The romantic lyrics are also calling her back. Even “for free,” perhaps indicating the singer wouldn’t mind paying, as long as she returned to him.
The next track by the name of “Opium” is a hauntingly beautiful song that describes a drug induced calm euphoric experience.
At about 1:48 the song breaks into heavy distortion as Wozniak screams out for his mom. Maybe in a sense inviting the listeners to the effects of waking up from the euphoric state of mind.
“One more suicide” introduces a religious character by the name of Christopher O’ Malley who jumps off a bridge. This track is another hauntingly beautiful track that describes the individual and the fact that “No one was there,” to save him.

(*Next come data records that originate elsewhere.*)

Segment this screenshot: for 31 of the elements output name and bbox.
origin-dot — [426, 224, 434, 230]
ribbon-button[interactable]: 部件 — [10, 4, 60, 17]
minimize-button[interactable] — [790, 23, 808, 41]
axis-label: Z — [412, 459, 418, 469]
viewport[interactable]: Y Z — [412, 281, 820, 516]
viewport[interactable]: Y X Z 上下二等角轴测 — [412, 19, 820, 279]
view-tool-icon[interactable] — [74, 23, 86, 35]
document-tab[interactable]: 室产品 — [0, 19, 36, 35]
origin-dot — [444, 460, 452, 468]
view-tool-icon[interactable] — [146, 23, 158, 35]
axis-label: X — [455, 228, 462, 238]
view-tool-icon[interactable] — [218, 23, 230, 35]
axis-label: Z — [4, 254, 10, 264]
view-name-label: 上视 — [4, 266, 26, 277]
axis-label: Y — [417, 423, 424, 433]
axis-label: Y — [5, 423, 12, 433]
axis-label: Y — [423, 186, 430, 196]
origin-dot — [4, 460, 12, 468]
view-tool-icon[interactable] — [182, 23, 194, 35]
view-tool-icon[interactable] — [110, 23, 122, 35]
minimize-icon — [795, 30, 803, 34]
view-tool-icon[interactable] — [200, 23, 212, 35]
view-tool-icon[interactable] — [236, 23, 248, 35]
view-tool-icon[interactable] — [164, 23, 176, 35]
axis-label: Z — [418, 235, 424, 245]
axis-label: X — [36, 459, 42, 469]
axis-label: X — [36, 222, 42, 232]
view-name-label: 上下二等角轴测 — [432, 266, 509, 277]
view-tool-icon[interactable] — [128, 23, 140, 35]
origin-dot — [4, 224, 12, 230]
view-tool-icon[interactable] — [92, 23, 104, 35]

The Cello, played by Jen Handler, compliments the acoustic “folky” guitar during the half way point of the song, while the drums play a steady beat that overall give the song a depressing, solemn mood.
In case “One more suicide” made the listener shed a tear, “Dog and His Master” picks up the beat with catchy lyrics and a clear message: regardless of whom you are, or what you do, you’re going to die anyways. “One little, two little, three little idiots, Four little, five little, six little idiots, Seven little, eight little, nine little idiots, All in suit and tie.”
“The Shadow of Seattle” brings back the grunge sound with lyrics that resemble Nirvana’s, and the Grunge in the early 90s.
Wozniak, a huge fan of the Grunge, Seattle movement, who once shared rehearsal space with Cobain, wrote this song as a way to express the fact that the music industry wanted to commercialize the Grunge movement, and bands were fighting hard not to. “Why, won’t they let us be ourselves?”
The album ends with a goofy acoustic tune called “The Vampires of New York.” The lyrics mostly describe New York and its strange residents, some nocturnal, perhaps that’s why Wozniak describes them as “Vampires.”
The song ends with a hilarious line that closes the album in a cheerful, silly manner and makes one considered re-listening to this underrated album. “But please watch your step as you’re getting off, kids.”
Overall, besides “Sex and Candy” being overplayed ridiculously, the album is pretty good, with a solid 4 ½ stars out of 5.
Why not five? Because at times the album slowed with boring lyrics and repetitive acoustic chords, but got saved by the different styles introduced in one album.